A majority of an expanded nine-justice panel of the High Court of Justice on Tuesday endorsed the police’s authority to access all data on the cellphones of two aides of former prime minister Benjamin Netanyahu to probe them on charges of witness intimidation.
At the same time, the majority of the justices strongly criticized the police for the slow pace of fixing errors they were making in improperly invading the privacy of suspects regarding cellphones and other electronic devices.
Justice Yosef Elron went even farther than the majority’s criticism, dissenting and finding the police’s misconduct sufficient to penalize them regarding access to the cellphones in dispute.
The prosecution spokeswoman was unsure at press time whether an indictment would be issued or not, and by when the decision would be made.
In July 2021, the High Court hearing on the issue was broadcast live because of its profound legal implications, and the Israel Bar Association and the Public Defender’s Office came out in support of Netanyahu’s advisers’ position.
In mid-February 2021, Netanyahu aides Ofer Golan and Yonatan Urich requested that High Court President Esther Hayut allow them a rare hearing before a broad panel of the court, a request she granted.
On January 26, 2021, a three-judge panel of the High Court endorsed the police’s authority to access all data on the two Netanyahu aides’ cellphones.
The two allegedly were involved in efforts to intimidate former top Netanyahu aide turned state’s witness Shlomo Filber from following through with his plan to accuse his former boss of corruption.
Golan and Urich’s lawyer, Amit Hadad, said that though they were disappointed by the High Court’s ruling, they were gratified that the court had set new and stricter rules for the handling of suspects’ cellphones.
Further, they expressed hope that the prosecution would abandon the case with no indictment.
Generally, broader panels of the High Court are granted only on constitutional issues, but Golan and Urich claimed that the specific legal questions pertaining to the police accessing their cellphones had not been decided until now and did have major constitutional implications.

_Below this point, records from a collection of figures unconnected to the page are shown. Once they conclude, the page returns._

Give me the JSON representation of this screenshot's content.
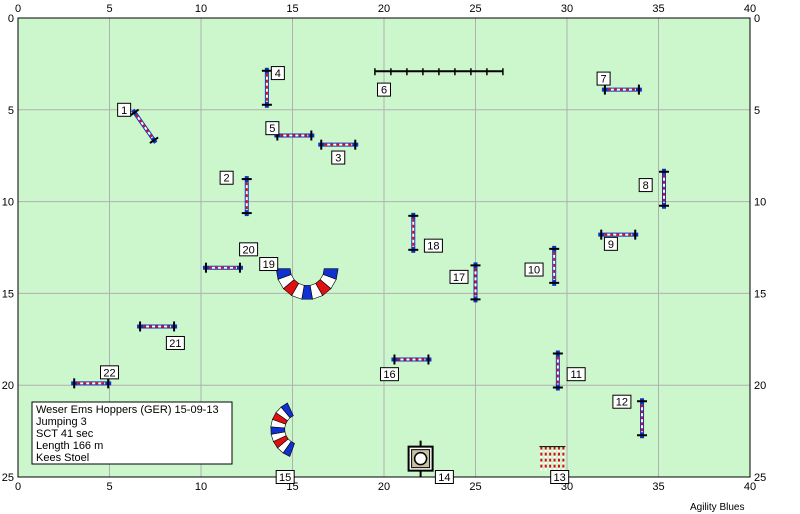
{
  "arena": {
    "x_range": [
      0,
      40
    ],
    "y_range": [
      0,
      25
    ],
    "x_ticks": [
      0,
      5,
      10,
      15,
      20,
      25,
      30,
      35,
      40
    ],
    "y_ticks": [
      0,
      5,
      10,
      15,
      20,
      25
    ],
    "background": "#ccf7cc",
    "grid_color": "#b0b0b0"
  },
  "info": {
    "line1": "Weser Ems Hoppers (GER) 15-09-13",
    "line2": "Jumping 3",
    "line3": "SCT 41 sec",
    "line4": "Length 166 m",
    "line5": "Kees Stoel"
  },
  "credit": "Agility Blues",
  "obstacles": [
    {
      "num": "1",
      "type": "jump",
      "x": 6.9,
      "y": 5.9,
      "angle": 55,
      "lx": 5.8,
      "ly": 5.0
    },
    {
      "num": "2",
      "type": "jump",
      "x": 12.5,
      "y": 9.7,
      "angle": 90,
      "lx": 11.4,
      "ly": 8.7
    },
    {
      "num": "3",
      "type": "jump",
      "x": 17.5,
      "y": 6.9,
      "angle": 0,
      "lx": 17.5,
      "ly": 7.6
    },
    {
      "num": "4",
      "type": "jump",
      "x": 13.6,
      "y": 3.8,
      "angle": 90,
      "lx": 14.2,
      "ly": 3.0
    },
    {
      "num": "5",
      "type": "jump",
      "x": 15.1,
      "y": 6.4,
      "angle": 0,
      "lx": 13.9,
      "ly": 6.0
    },
    {
      "num": "6",
      "type": "wall",
      "x": 23.0,
      "y": 2.9,
      "angle": 0,
      "lx": 20.0,
      "ly": 3.9
    },
    {
      "num": "7",
      "type": "jump",
      "x": 33.0,
      "y": 3.9,
      "angle": 0,
      "lx": 32.0,
      "ly": 3.3
    },
    {
      "num": "8",
      "type": "jump",
      "x": 35.3,
      "y": 9.3,
      "angle": 90,
      "lx": 34.3,
      "ly": 9.1
    },
    {
      "num": "9",
      "type": "jump",
      "x": 32.8,
      "y": 11.8,
      "angle": 0,
      "lx": 32.4,
      "ly": 12.3
    },
    {
      "num": "10",
      "type": "jump",
      "x": 29.3,
      "y": 13.5,
      "angle": 90,
      "lx": 28.2,
      "ly": 13.7
    },
    {
      "num": "11",
      "type": "jump",
      "x": 29.5,
      "y": 19.2,
      "angle": 90,
      "lx": 30.5,
      "ly": 19.4
    },
    {
      "num": "12",
      "type": "jump",
      "x": 34.1,
      "y": 21.8,
      "angle": 90,
      "lx": 33.0,
      "ly": 20.9
    },
    {
      "num": "13",
      "type": "weave",
      "x": 29.2,
      "y": 24.0,
      "angle": 0,
      "lx": 29.6,
      "ly": 25.0
    },
    {
      "num": "14",
      "type": "table",
      "x": 22.0,
      "y": 24.0,
      "angle": 0,
      "lx": 23.3,
      "ly": 25.0
    },
    {
      "num": "15",
      "type": "tunnel-c",
      "x": 14.3,
      "y": 22.4,
      "angle": 0,
      "lx": 14.6,
      "ly": 25.0
    },
    {
      "num": "17",
      "type": "jump",
      "x": 25.0,
      "y": 14.4,
      "angle": 90,
      "lx": 24.1,
      "ly": 14.1
    },
    {
      "num": "16",
      "type": "jump",
      "x": 21.5,
      "y": 18.6,
      "angle": 0,
      "lx": 20.3,
      "ly": 19.4
    },
    {
      "num": "18",
      "type": "jump",
      "x": 21.6,
      "y": 11.7,
      "angle": 90,
      "lx": 22.7,
      "ly": 12.4
    },
    {
      "num": "19",
      "type": "tunnel-u",
      "x": 15.8,
      "y": 14.2,
      "angle": 0,
      "lx": 13.7,
      "ly": 13.4
    },
    {
      "num": "20",
      "type": "jump",
      "x": 11.2,
      "y": 13.6,
      "angle": 0,
      "lx": 12.6,
      "ly": 12.6
    },
    {
      "num": "21",
      "type": "jump",
      "x": 7.6,
      "y": 16.8,
      "angle": 0,
      "lx": 8.6,
      "ly": 17.7
    },
    {
      "num": "22",
      "type": "jump",
      "x": 4.0,
      "y": 19.9,
      "angle": 0,
      "lx": 5.0,
      "ly": 19.3
    }
  ]
}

Essentially, their lawyer, Hadad, who also represents Netanyahu in his public corruption trial, said in July 2021 that police had gotten the suspects’ agreement to search their cellphones, but under false pretenses.
Hadad said the police were obligated to caution the suspects that they could refuse, in which case law enforcement would have had to seek a court-approved warrant.
In addition, Hadad said the police asking for access to suspects’ cellphones without informing them of their right to refuse is a systemic problem, and that the High Court must deny law enforcement use of the data they obtained to teach them a lesson.
At a broader level, Hadad argued that suspects should also be allowed to have lawyers present when the police ask a court for such search warrants, and that there should be special early appeal rights in such cases because of the deep violation of privacy.